Listening to Lee was making me realize that there is a time-honored tradition in economics of avoiding questions about who gets the wealth, who benefits and who loses with different economic policies. But there have been times when it was possible to explore other schools of thought.
This led to the following comment on the Marxism list:
I don’t understand this. Capital needs to have good predictions and models, for doing well. If non-mainstream economists came up with better models (that made better predictions), why won’t capital fund these researchers, given that it is in capital’s interest to have better, more accurate predictions?
Also, notice that non-equilibrium, complex-systems approaches in economics, which were very non-mainstream 30 years ago, are now quite mainstream. So it’s not like tradition always prevails in the field…
Which prompted the following response:
Isn’t that a central contradiction of mainstream economics? On the one hand, it has a strongly ideological character.
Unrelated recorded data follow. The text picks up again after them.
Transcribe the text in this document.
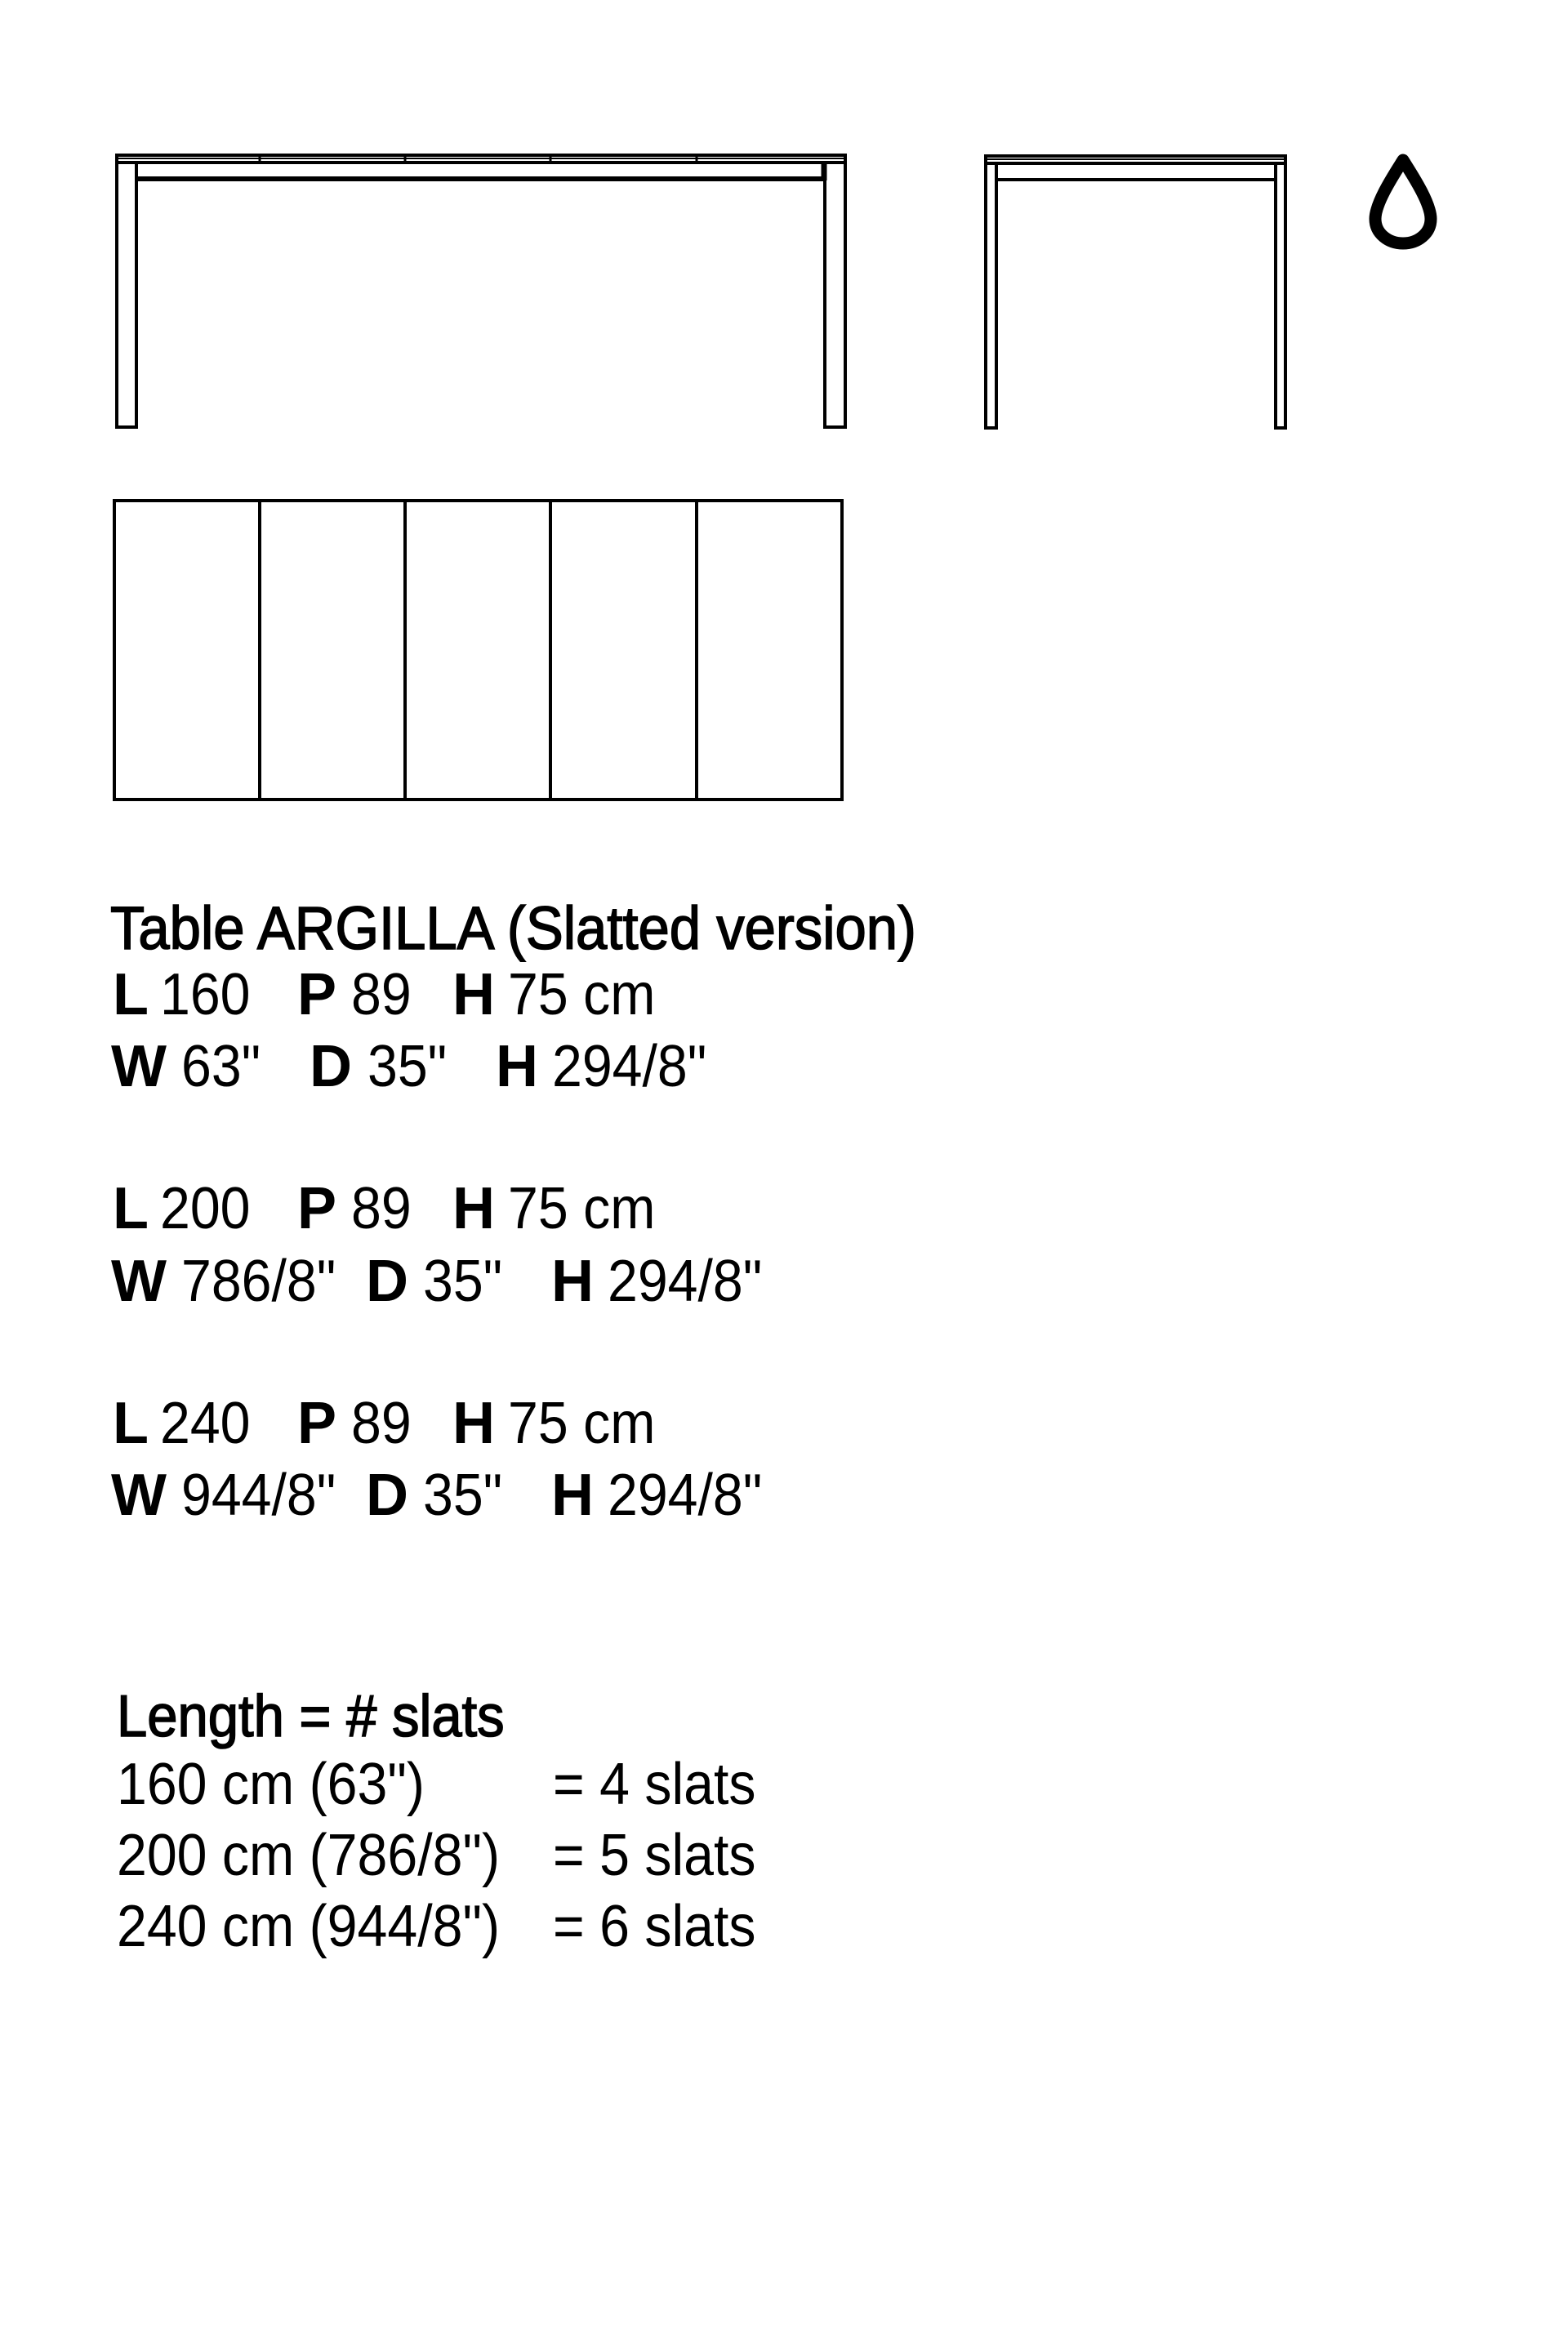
Table ARGILLA (Slatted version)
L 160 P 89 H 75 cm
W 63" D 35" H 294/8"
L 200 P 89 H 75 cm
W 786/8" D 35" H 294/8"
L 240 P 89 H 75 cm
W 944/8" D 35" H 294/8"
Length = # slats
160 cm (63") = 4 slats
200 cm (786/8") = 5 slats
240 cm (944/8") = 6 slats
It’s designed to attempt to place capital and capitalism in the best possible light, as efficient and just. On the other hand, mainstream economics is supposed to be a science, and as such it is supposed to serve as a guide to both businessmen and policymakers. What happens there is, as there often is apparently, a clash between these two aspects of mainstream economics?
This exchange was in the back of my mind when I came across this passage from Richard B. Day’s “Pavel V. Maksakovsky: The Marxist Theory of the Cycle” in Historical Materialism, 2002, number 3. I discovered recently that Columbia University now includes HM in its electronic archives, with the exception of the latest 12 months. I consider this to be a very important journal even if they are in the bad habit of making almost nothing available online to the unwashed masses. Day writes:
Georg Lukács once remarked that bourgeois thought could not even contemplate the dialectical movement of history, for to do so would be to acknowledge a future beyond capitalism. According to Lukács, bourgeois economists reason in terms of general equilibrium because the `ultimate barrier to the economic thought of the bourgeoisie is the crisis’. Looking at recent developments in economic theory, Maksakovsky acknowledged that this conceptual inability to deal with crisis had given way to a new concentration on the theory of the conjuncture. He understood this term to encompass both broad movements of the capitalist system over time and also the intersection of economic forces that define conditions at any given moment. Gustav Cassel proposed that the theory of the conjuncture should regard all fluctuations of capitalism as `normal’ and look for ways to contain them within the existing social order. If capitalism were conceived in dynamic terms, crises would be ideologically and semantically neutralised; if adequate market prognoses could be made, they might also be neutralised in fact. Maksakovsky saw the political rationale of the new theories in an attempt to establish `organised capitalism’. He summarised the ambitions of Western conjuncture theorists this way:
. . . Every capitalist will have the ability to anticipate in advance the consequences of his economic activities and consciously avoid both errors of judgement and excessive enthusiasm. The powerful [institutional] levers of the capitalist system – the state, trusts and so forth – are to become equally powerful levers for implementing a deliberate conjunctural policy in the interests of the national economy. The aggregate effect of these co-ordinating efforts is to lead to `moderation’ of the conjuncture, to curtail its amplitude and overcome its specific phenomenon – the crisis – which is regarded as a blight on an otherwise `wholesome’ system.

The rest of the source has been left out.